The photoplaywright is the only literary craftsman who does not carve, model and perfect with his own handiwork the actual presentment of his creation offered to the public. And, greatest obstacle of all—our photoplaywright must accomplish his eloquent task by remaining technically silent! We come to the inevitable conclusion that construction and technique are equal in importance—if not superior—to idea or conception of the writer.

The matter of bare photoplay form is but the slightest move in the direction of perfect effect. It is the subject of effective photoplay form and how to produce the effects that really count.

We may set down as one of the first principles of photodrama, that the playwright must make his rule of construction: People go to the theater to see a deed and not to read or hear about it. There are several ways of construing a breach of this principle. The first is that of telling the story indirectly by means of captions and inserts, instead of directly thru consecutive action. This is the method of the poor plotter and shallow artificer who sticks in a caption or insert whenever he encounters an obstacle, oftentimes skipping the climacteric situations and showing the trifling details.

(EXAMPLE 41.) AFTER THE RIOT JOE KEPT IN BED WITH BROKEN ARM .... Audiences simply will not accept that broken arm as convincing unless their reasons can vouch for the violence that led to it. But riots are more easily skipped than successfully delineated. All climacteric scenes must be shown and not merely referred to. We always take the commonplace for granted; but never the extraordinary.

Next we deal with an offending heritage from short story fiction, the story within a story or, as we shall here call it, a story within a play. It should never be resorted to; it need never be done. It breaks the thread of one story to insert another that in nearly every case is stronger than the original, forming an anti-climax instead of contributing to one. Its use means that the play has not been carefully plotted, that it has not been begun early enough, or in the right place, and that it is trying laboriously to explain something that would not stand by itself.

(EXAMPLE 42.) In the Vitagraph’s “A Million Bid,” the quasi-hero is picked up again after having been absent for more than a reel, and sets in to tell what has happened to him while he has been away! Most of it was entirely “another story,” but much of it might have been effectually interwoven with the progressing action of the play. As it was, it was most difficult to grasp the fact that we had been hauled months back in point of time. In the mental melée we lost sight of the main theme altogether, and most of us never quite got back to it. All of us were befuddled to some extent. It was intended, no doubt, that the audience should not know the identity of the narrator until the heroine herself found it out, which would have made it worse in thus having an entire stranger break into our story and consume nearly one-third of the entire play!

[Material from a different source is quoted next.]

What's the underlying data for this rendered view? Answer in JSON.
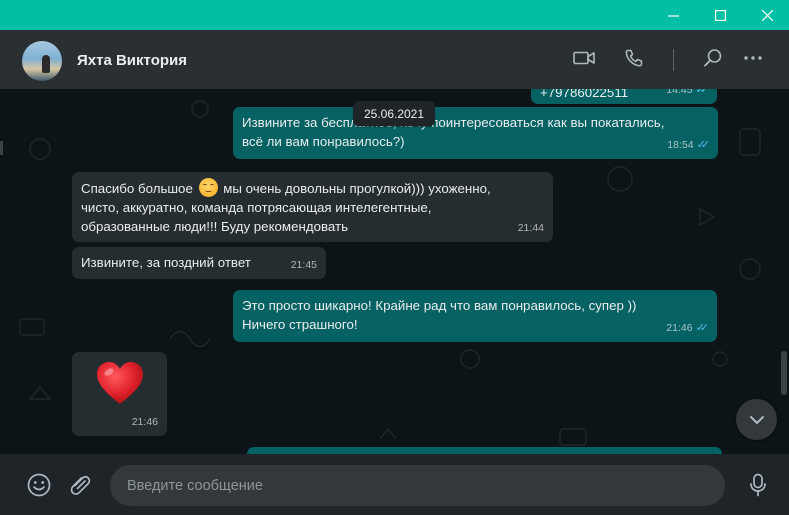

The most common form of a story within a play is the one in which the hunter, or the veteran, or the old person blighted in love, or some such character sits down, with a younger person usually, and in the end there is a laborious effort to make the experience of the older person play a part in the younger’s career. There may be exceptions to a hard-and-fast rule of avoiding these devices, but usually it will be found that there is a remedy in the principles of the photodrama itself that say begin your action back at the very beginning and always go forward.

The third pitfall, is that of trying to record speeches—dramatic tho they be—by supposedly visualizing what the speaker is referring to; of trying to tell the story of a crime, for instance, thru the trial of the culprit, rather than by showing the events preceding and causing the trial in their chronological order. Here, as in the former instance, the vision is resorted to. The vision is apt to be employed in dramatizing the detective story that is primed with a surprise in the climax in which the method of its revealment is disclosed by going back and showing the steps. Let it be a rare exception that makes you ever turn backward; for neither time nor drama can do it without violating a natural law.

To be explicit, the photoplay is a now play! The now may be a thousand years ago, but it must be relived again, now. All of which should warn us to avoid long lapses of time, occurring especially in the one-part play.

Nothing quite emphasizes the “now” quality of the photodrama as the invariable practice of employing nothing but the present tense in writing the photoplay. Synopsis and scenario are seemingly conscious of the things they are engaged in doing now. Past deeds and future prophecies—employing their respective tenses—frequently occur in captions and inserts, however.